Regarding the reports listed in DHS's Vaughn index or given in a redacted form, DHS has met its burden of showing that the deliberative process privilege applies to some, but not all of its Exemption 5 withholdings - those representing advice, recommendations, and opinions rather than factual findings. However, it has not met its separate burden of demonstrating that disclosure of any of those withholdings would cause reasonably foreseeable harm to an interest that Exemption 5 protects. Consequently, the Court holds that all of DHS's Exemption 5 withholdings in this case were improper. As POGO only disputes the applicability of FOIA Exemption 5, nothing in this Memorandum Opinion nor the accompanying Order should be construed to require DHS to disclose information responsive to POGO's FOIA request that it withheld pursuant to any other FOIA exemption.
Because the Court concludes that DHS may not lawfully withhold any of the responsive records in this case pursuant to Exemption 5, it has no occasion to consider whether any information lawfully withheld under that exemption is reasonably segregable from other information in the responsive records.

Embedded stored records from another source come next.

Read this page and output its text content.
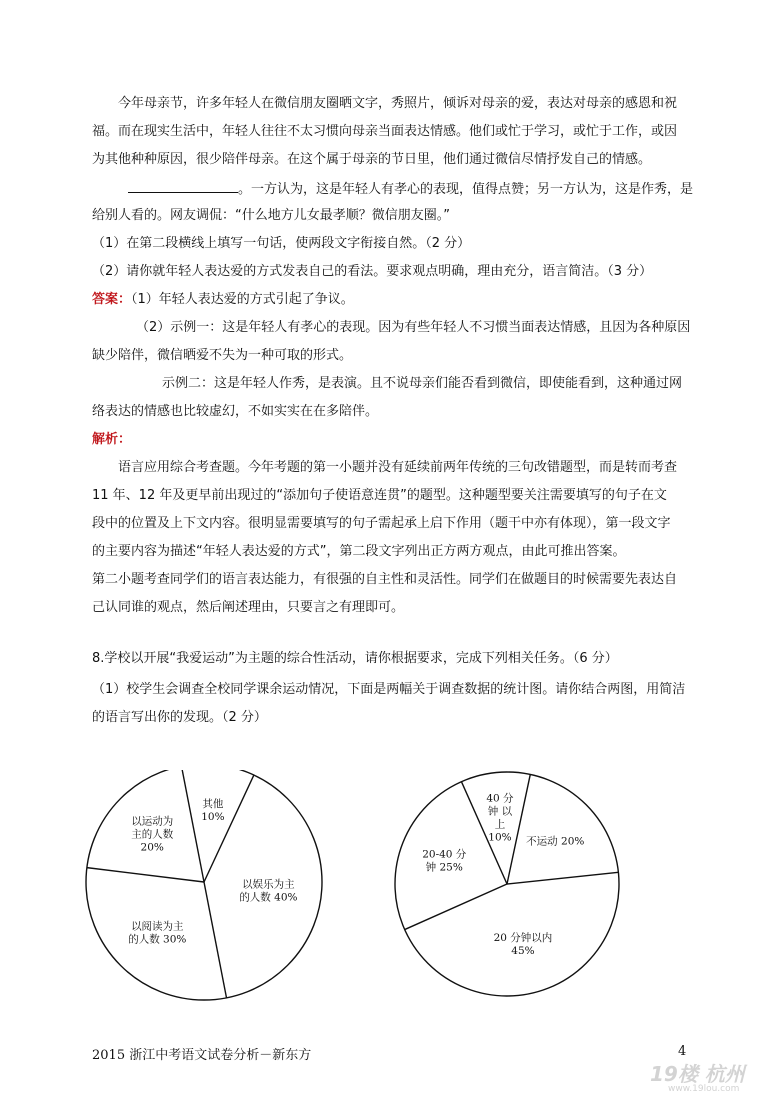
今年母亲节，许多年轻人在微信朋友圈晒文字，秀照片，倾诉对母亲的爱，表达对母亲的感恩和祝
福。而在现实生活中，年轻人往往不太习惯向母亲当面表达情感。他们或忙于学习，或忙于工作，或因
为其他种种原因，很少陪伴母亲。在这个属于母亲的节日里，他们通过微信尽情抒发自己的情感。
。一方认为，这是年轻人有孝心的表现，值得点赞；另一方认为，这是作秀，是
给别人看的。网友调侃：“什么地方儿女最孝顺？微信朋友圈。”
（1）在第二段横线上填写一句话，使两段文字衔接自然。（2 分）
（2）请你就年轻人表达爱的方式发表自己的看法。要求观点明确，理由充分，语言简洁。（3 分）
答案：（1）年轻人表达爱的方式引起了争议。
（2）示例一：这是年轻人有孝心的表现。因为有些年轻人不习惯当面表达情感，且因为各种原因
缺少陪伴，微信晒爱不失为一种可取的形式。
示例二：这是年轻人作秀，是表演。且不说母亲们能否看到微信，即使能看到，这种通过网
络表达的情感也比较虚幻，不如实实在在多陪伴。
解析：
语言应用综合考查题。今年考题的第一小题并没有延续前两年传统的三句改错题型，而是转而考查
11 年、12 年及更早前出现过的“添加句子使语意连贯”的题型。这种题型要关注需要填写的句子在文
段中的位置及上下文内容。很明显需要填写的句子需起承上启下作用（题干中亦有体现），第一段文字
的主要内容为描述“年轻人表达爱的方式”，第二段文字列出正方两方观点，由此可推出答案。
第二小题考查同学们的语言表达能力，有很强的自主性和灵活性。同学们在做题目的时候需要先表达自
己认同谁的观点，然后阐述理由，只要言之有理即可。
8.学校以开展“我爱运动”为主题的综合性活动，请你根据要求，完成下列相关任务。（6 分）
（1）校学生会调查全校同学课余运动情况，下面是两幅关于调查数据的统计图。请你结合两图，用简洁
的语言写出你的发现。（2 分）
以娱乐为主的人数 40%
以阅读为主的人数 30%
以运动为主的人数 20%
其他 10%
不运动 20%
20 分钟以内 45%
20-40 分钟 25%
40 分钟 以上 10%
2015 浙江中考语文试卷分析－新东方	4
19楼 杭州
www.19lou.com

The Court also has no occasion to consider POGO's argument that some of the redacted information is already public, and therefore may not be withheld under FOIA. See Pls.' Mem. at 9-12, 22.
IV. CONCLUSION
For the foregoing reasons, the Court will DENY DHS's motion for summary judgment, GRANT in part and DENY in part POGO's cross-motion for summary judgment, and ENTER JUDGMENT for POGO. The Court will further ORDER DHS to re-process POGO's FOIA request in a manner consistent with this Memorandum Opinion. Pursuant to Federal Rule of Civil Procedure 52(d)(2), plaintiff may move for an award of reasonable attorneys' fees and costs under 5 U.S.C. § 552(a)(4)(E)(i) within 14 days of the entry of this Order. A separate Order consistent with this Memorandum Opinion shall issue this date.